His plate was empty, and the parlor was empty save for the old hound. As Jenny picked up her first forkful of eggs, she realized Mr. Elijah Harrison had been waiting for her.

The eggs were ambrosially seasoned, the chocolate rich, the butter on the toast superbly creamy.

“Have you any ideas for working with the children today?” Elijah asked. He poured himself another cup of tea, while Jenny wished she’d thought to offer him the pot.

She was being ridiculous, but as long as she didn’t act ridiculous, where was the harm?

“I’ll distract them while you sketch, if you like. Cards seemed to go over well.”

“Which suggests they’ll be bored with them today.
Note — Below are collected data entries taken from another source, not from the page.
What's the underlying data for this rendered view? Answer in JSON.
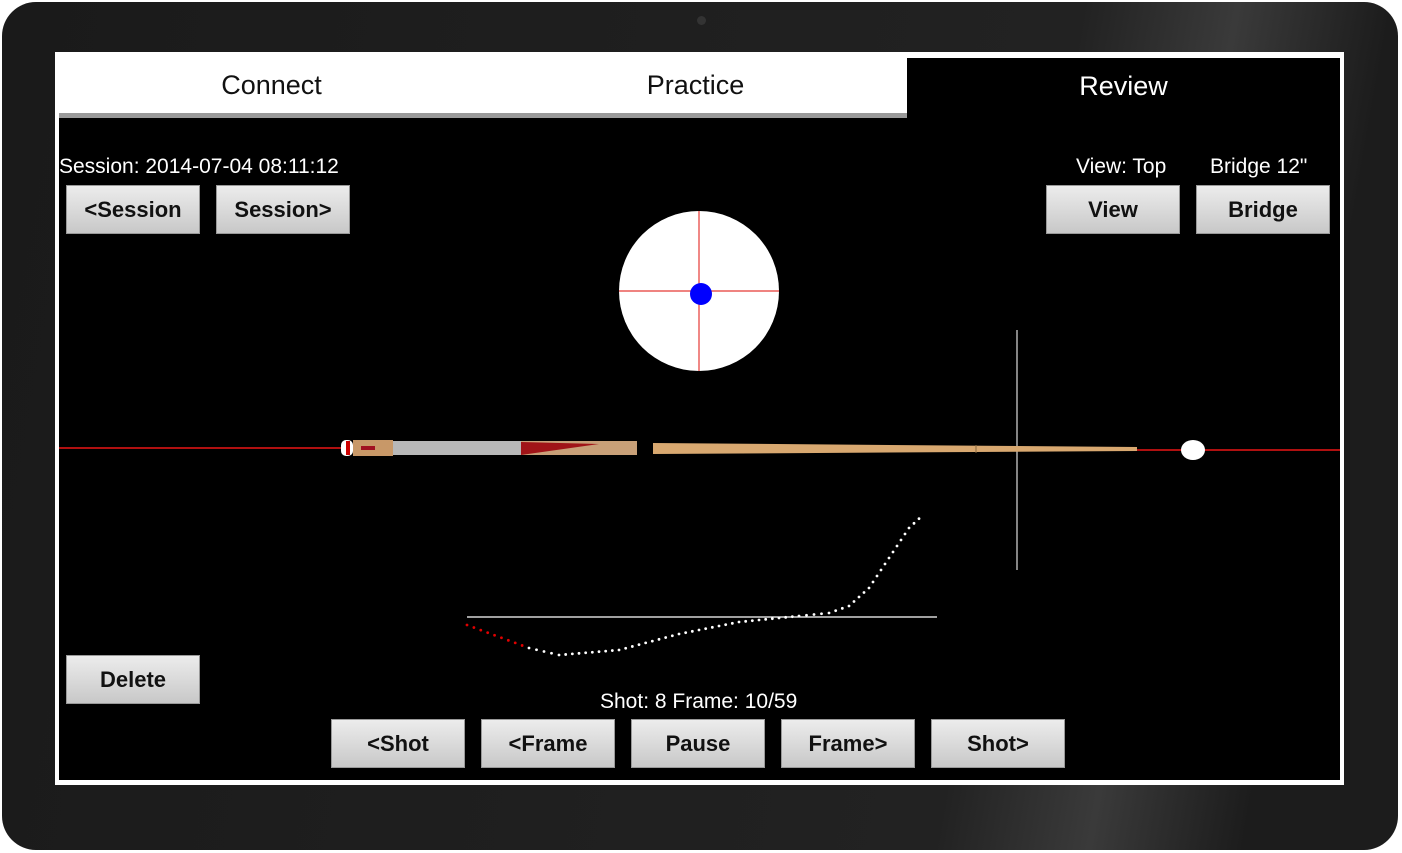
{
  "tabs": [
    {
      "label": "Connect"
    },
    {
      "label": "Practice"
    },
    {
      "label": "Review",
      "active": true
    }
  ],
  "session": {
    "label": "Session: 2014-07-04 08:11:12",
    "prev": "<Session",
    "next": "Session>"
  },
  "view": {
    "label": "View: Top",
    "button": "View"
  },
  "bridge": {
    "label": "Bridge 12\"",
    "button": "Bridge"
  },
  "delete": "Delete",
  "playback": {
    "status": "Shot: 8 Frame: 10/59",
    "prev_shot": "<Shot",
    "prev_frame": "<Frame",
    "pause": "Pause",
    "next_frame": "Frame>",
    "next_shot": "Shot>"
  },
  "colors": {
    "tip_dot": "#0000ff",
    "crosshair": "#e53935",
    "trajectory_start": "#e00000",
    "trajectory": "#ffffff"
  }
}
Kit isn’t quite old enough to learn how to cheat.”

“I forget, you’re an older brother. I owe my older brothers an entire education that had nothing to do with deportment or elocution.”

He paused while stirring sugar into his tea. “Such as?”

“How to fend off a bully, where to apply perfume.” She’d also learned that she could trust her brothers to have her best interests at heart, even if they were complete dunderheads about it.

And she had learned that even her boisterous, indestructible brothers could die.

“They told you where to apply perfume?”

“Not willingly, of course. Little sisters eavesdrop and pick up on these things. Bartholomew remarked to Devlin that the nape of a certain chambermaid’s neck bore the scent of lavender water when he kissed her there. Bart sounded bemused to note it, as if the woman wore her scent that way exclusively to lure him closer.” Bartholomew had sounded besotted, but then he’d been besotted with life in all its fascinating details.

“God help me if my little sisters take their education from my brothers.”

Jenny put a strawberry on his otherwise empty plate and wondered where Sophie and Sindal had gotten off to. “Why not take their education from you?”

He sat back, as if something noxious had floated to the surface of his teacup. “Will the hound be as agreeable as your cat about sitting for a portrait?”

“Jock will bide anywhere there’s a decent fire, and he’s very patient with the children.”